Avec de nombreux exemples qui vont de Borofsky à Carl Andre en passant par Serra ou Calder, Zask aborde, entre autres, les conditions d’existence des oeuvres outdoor, souvent livrées aux intempéries, au vandalisme, à la pollution, et montre comment les éléments naturels font souvent corps avec l’oeuvre et les sculptent envers et contre tout.

On pense ici à l’oeuvre Another Place de Antony Gormley, installée sur une plage à Liverpool, dont les éléments s’enfouissent progressivement dans le sable jusqu’à disparaître, révélant ainsi un sens plus ou moins caché au départ dans l’installation.

L’auteure souligne qu’il est pratiquement impossible de classer les sculptures outdoor par catégories. Elle fait cependant une exception avec un thème qui y est récurrent, celui de la maison. Dans ce chapitre bien nommé Antimaisons : la critique de la maison inhabitable, elle montre bien comment les artistes font dévier, basculer et même culbuter en tous sens le lieu du dedans par excellence, le lieu privé, intime qu’est la maison en le propulsant à l’extérieur, mais surtout en enlevant à la maison sa fonction de cocon, la rendant inhabitable, dénuée de sa fonction essentielle. On pense à Bus Home ou encore à Device to Root Evil de Dennis Oppenheim, entre autres.

Le dernier chapitre traite des oeuvres érigées à la mémoire des juifs d’Europe, avec une attention particulière portée à l’oeuvre de Louis Kahn, Memorial to the Six Million Jewish Martyrs, oeuvre–lieu présentée comme un anti-monument. L’auteure traite de plusieurs autres mémoriaux et commente là aussi la question du lieu où ces oeuvres prennent place.
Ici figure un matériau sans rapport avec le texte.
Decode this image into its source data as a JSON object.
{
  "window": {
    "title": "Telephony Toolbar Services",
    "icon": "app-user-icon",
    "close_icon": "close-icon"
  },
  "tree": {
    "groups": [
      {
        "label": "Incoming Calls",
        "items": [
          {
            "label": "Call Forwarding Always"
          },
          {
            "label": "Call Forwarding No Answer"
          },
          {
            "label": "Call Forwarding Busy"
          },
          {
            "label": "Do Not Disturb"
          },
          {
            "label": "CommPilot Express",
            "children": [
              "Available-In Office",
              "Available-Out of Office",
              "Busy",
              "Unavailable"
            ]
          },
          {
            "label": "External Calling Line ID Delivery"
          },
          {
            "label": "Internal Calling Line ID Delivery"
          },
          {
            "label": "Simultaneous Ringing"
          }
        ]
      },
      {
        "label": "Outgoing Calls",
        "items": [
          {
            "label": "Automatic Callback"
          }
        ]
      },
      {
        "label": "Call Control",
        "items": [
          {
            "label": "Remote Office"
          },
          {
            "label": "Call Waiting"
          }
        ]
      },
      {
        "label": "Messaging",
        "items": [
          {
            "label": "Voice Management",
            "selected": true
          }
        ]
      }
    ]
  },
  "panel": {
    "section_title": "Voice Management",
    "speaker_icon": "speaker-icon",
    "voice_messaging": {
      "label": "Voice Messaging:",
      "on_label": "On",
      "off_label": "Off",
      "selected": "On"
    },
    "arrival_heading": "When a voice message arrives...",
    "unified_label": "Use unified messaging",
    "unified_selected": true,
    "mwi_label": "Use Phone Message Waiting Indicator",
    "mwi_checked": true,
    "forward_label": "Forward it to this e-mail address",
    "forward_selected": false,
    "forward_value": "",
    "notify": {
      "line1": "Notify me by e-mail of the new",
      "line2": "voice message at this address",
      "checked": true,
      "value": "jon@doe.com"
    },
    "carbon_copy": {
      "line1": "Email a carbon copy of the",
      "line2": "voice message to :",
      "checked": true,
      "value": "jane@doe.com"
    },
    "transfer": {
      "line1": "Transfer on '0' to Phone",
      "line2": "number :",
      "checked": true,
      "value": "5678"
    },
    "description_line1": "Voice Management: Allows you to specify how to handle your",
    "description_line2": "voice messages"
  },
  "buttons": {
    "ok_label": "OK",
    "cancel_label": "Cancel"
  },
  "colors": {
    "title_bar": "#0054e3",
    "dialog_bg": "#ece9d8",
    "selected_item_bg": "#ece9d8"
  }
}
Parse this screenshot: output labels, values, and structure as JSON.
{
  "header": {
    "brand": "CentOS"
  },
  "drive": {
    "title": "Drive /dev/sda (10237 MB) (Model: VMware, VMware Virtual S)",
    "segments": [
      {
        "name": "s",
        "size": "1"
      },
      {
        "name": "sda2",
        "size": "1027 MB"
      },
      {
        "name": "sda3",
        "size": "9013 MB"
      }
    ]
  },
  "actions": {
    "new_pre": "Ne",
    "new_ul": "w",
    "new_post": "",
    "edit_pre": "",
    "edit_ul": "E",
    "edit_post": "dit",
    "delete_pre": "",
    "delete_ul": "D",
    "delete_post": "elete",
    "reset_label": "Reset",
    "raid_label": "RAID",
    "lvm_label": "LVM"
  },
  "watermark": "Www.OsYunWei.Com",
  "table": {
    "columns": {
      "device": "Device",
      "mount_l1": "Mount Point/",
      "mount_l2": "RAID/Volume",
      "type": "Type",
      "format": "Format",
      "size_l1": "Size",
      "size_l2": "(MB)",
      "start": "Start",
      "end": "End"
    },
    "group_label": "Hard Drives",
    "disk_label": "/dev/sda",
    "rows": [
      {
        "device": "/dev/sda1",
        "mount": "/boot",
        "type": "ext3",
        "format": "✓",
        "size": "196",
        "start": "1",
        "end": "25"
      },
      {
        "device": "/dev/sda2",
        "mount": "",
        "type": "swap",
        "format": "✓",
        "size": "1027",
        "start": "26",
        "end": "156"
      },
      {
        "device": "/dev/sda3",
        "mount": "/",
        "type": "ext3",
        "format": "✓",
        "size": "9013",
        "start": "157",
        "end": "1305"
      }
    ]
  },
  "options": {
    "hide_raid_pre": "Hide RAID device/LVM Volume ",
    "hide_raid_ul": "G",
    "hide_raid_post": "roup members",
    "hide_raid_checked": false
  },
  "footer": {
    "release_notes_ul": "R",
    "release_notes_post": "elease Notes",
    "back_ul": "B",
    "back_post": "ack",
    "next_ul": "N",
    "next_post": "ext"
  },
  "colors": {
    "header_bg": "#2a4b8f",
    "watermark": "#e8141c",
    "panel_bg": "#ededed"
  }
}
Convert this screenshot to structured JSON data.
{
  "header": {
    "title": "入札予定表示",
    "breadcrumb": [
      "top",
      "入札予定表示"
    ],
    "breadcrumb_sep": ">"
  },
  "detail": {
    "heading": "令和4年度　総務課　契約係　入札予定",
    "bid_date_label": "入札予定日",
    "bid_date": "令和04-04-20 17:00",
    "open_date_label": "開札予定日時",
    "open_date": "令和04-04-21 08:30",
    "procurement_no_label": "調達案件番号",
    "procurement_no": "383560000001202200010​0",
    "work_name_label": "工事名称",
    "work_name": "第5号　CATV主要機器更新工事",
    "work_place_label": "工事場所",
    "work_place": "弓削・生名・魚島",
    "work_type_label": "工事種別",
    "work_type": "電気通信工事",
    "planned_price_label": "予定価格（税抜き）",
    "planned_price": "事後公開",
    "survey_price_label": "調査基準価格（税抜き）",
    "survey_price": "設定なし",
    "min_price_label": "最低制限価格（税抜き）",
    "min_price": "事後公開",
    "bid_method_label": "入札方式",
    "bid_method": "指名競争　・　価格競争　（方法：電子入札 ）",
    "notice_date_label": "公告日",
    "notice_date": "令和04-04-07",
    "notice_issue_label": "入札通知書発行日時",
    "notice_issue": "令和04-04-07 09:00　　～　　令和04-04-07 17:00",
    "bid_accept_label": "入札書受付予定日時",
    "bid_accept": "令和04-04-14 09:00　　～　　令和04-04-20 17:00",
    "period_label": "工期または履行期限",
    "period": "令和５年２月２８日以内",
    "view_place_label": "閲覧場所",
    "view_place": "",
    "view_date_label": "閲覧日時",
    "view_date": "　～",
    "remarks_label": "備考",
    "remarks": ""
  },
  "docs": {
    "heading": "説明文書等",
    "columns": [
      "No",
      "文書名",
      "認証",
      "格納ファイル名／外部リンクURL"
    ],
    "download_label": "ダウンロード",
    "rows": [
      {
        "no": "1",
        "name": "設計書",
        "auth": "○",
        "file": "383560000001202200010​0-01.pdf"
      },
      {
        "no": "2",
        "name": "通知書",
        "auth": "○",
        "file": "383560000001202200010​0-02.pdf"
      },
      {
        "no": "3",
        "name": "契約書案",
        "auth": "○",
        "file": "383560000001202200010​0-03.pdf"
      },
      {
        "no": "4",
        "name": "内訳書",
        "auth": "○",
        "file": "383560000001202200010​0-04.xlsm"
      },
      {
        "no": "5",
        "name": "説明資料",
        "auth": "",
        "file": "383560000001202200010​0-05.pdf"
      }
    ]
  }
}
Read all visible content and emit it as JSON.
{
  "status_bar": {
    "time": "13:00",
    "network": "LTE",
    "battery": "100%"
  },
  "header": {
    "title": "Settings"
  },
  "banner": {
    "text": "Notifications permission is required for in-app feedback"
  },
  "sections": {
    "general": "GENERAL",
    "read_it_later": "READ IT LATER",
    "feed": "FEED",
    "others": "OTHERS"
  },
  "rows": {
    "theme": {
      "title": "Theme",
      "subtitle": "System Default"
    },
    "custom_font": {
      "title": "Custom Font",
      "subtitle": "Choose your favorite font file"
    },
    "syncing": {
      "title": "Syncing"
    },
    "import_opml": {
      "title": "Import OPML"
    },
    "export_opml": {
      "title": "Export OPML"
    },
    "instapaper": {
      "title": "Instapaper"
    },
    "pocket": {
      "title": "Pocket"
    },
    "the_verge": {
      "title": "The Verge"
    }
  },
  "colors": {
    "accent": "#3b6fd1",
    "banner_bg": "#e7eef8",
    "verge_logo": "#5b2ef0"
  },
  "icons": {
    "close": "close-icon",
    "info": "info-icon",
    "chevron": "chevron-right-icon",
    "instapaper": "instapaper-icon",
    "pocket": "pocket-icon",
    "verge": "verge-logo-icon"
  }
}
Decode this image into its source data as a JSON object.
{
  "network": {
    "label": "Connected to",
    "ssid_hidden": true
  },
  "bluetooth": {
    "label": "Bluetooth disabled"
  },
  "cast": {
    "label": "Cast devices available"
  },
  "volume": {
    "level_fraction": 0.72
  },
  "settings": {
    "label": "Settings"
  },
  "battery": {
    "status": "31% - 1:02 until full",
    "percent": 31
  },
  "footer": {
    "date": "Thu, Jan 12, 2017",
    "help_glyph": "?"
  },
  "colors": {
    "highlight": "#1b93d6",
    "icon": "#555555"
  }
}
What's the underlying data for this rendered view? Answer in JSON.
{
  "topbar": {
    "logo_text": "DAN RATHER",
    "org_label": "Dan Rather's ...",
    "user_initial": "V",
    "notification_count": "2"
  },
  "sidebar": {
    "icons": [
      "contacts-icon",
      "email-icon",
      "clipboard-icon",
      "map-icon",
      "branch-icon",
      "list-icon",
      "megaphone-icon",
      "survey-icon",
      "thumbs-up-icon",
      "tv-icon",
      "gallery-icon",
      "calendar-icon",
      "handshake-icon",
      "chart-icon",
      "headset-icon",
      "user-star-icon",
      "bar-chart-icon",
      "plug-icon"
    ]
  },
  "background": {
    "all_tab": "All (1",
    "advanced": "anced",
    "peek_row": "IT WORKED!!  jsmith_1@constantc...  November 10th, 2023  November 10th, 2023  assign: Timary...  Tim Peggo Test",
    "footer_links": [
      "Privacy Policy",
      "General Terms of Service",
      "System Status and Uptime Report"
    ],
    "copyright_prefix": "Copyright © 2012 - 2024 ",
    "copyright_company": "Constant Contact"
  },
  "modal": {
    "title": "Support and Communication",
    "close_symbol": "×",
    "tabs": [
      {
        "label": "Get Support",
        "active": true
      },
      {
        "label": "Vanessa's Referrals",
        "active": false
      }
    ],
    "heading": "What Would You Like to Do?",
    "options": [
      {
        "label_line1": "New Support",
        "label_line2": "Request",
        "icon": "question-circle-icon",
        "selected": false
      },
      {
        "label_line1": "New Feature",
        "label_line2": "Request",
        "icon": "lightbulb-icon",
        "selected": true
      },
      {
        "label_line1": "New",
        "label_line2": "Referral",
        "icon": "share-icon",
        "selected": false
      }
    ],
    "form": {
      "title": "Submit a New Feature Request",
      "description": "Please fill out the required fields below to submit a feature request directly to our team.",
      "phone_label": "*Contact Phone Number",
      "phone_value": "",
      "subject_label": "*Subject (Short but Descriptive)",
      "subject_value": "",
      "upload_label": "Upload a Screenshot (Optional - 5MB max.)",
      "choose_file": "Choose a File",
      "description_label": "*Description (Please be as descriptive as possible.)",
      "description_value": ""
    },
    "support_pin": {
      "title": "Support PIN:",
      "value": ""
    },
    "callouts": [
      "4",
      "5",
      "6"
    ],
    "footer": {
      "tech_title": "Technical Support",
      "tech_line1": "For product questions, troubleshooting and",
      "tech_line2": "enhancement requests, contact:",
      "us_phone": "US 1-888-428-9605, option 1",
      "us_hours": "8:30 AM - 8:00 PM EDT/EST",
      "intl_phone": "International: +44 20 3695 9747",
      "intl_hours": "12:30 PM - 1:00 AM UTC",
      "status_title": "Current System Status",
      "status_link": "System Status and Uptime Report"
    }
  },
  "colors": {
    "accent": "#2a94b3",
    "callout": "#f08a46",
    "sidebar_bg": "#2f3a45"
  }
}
En conclusion, on peut dire avec Joëlle Zask que les sculptures qui sont des lieux inventent selon le mot de l’auteure des dispositifs à séjourner. Les oeuvres de l’outdoor sont publiques parce qu’elles contribuent à la création de lieux publics. Et c’est en se souciant de créer ces lieux que les artistes jouent leur plein rôle social et public. L’enjeu principal traité dans cette publication tient au rôle que l’on souhaite tenir dans nos promenades et même dans le monde : souhaitons-nous participer au monde, être en interaction avec les lieux et les oeuvres qui les habitent ou souhaitons-nous dominer ce qui se présente à nos yeux, insensible à ce qui rassemble sans uniformiser.

 

Joëlle Zask, Outdoor Art. La sculpture et ses lieux, Éditions La découverte, Paris 2013. 240 p.
Joëlle Zask, Outdoor Art. La sculpture et ses lieux, Éditions La découverte, Paris 2013. 240 p.